Type 2 diabetes (T2DM) clinically exhibits a higher incidence of hepatocellular carcinoma (HCC), contributing to a lousy prognosis in patients harboring both diseases. Microflora-based therapy draws attention with low side effects. Accumulating evidence shows that Lactobacillus brevis can improve blood glucose and body weight of the T2DM mice model and reduce several cancer incidences. However, the therapeutic effect of Lactobacillus brevis in affecting the prognosis of T2DM+HCC remains unknown.
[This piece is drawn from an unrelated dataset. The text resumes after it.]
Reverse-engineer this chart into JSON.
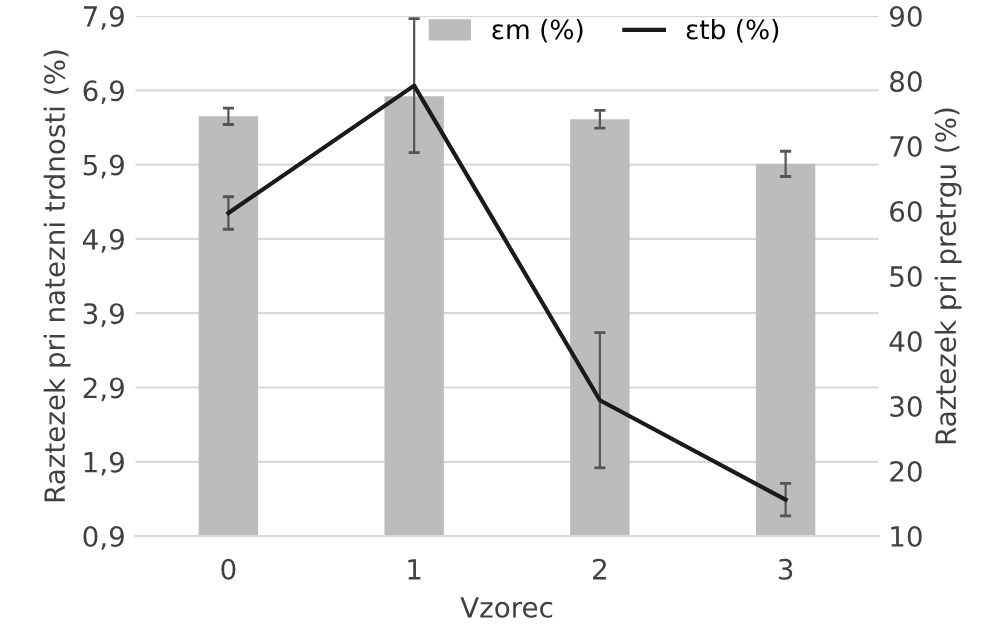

In this study, we aim to explore this question via an established T2DM+HCC mice model. We observed a significant alleviation after the probiotic intervention. Lactobacillus brevis improves blood glucose and insulin resistance and ameliorates Mechanically. Combined with a multi-omics approach including 16SrDNA, GC-MS, and RNA-seq, we identified distinct intestinal microflora composition and metabolites after Lactobacillus brevis intervention. Furthermore, we found that Lactobacillus brevis delayed disease progression by regulating MMP9 and NOTCH 1 signaling pathways, potentially through gut microflora and BA interaction. This study indicates that Lactobacillus brevis may improve the prognosis of T2DM + HCC, providing novel therapeutic opportunities via targeting intestinal flora for patients with T2DM+HCC.

Keywords: Lactobacillus brevis; MMP9; NOTCH 1 signaling; bile acids; gut microflora; hepatocellular carcinoma; type 2 diabetes.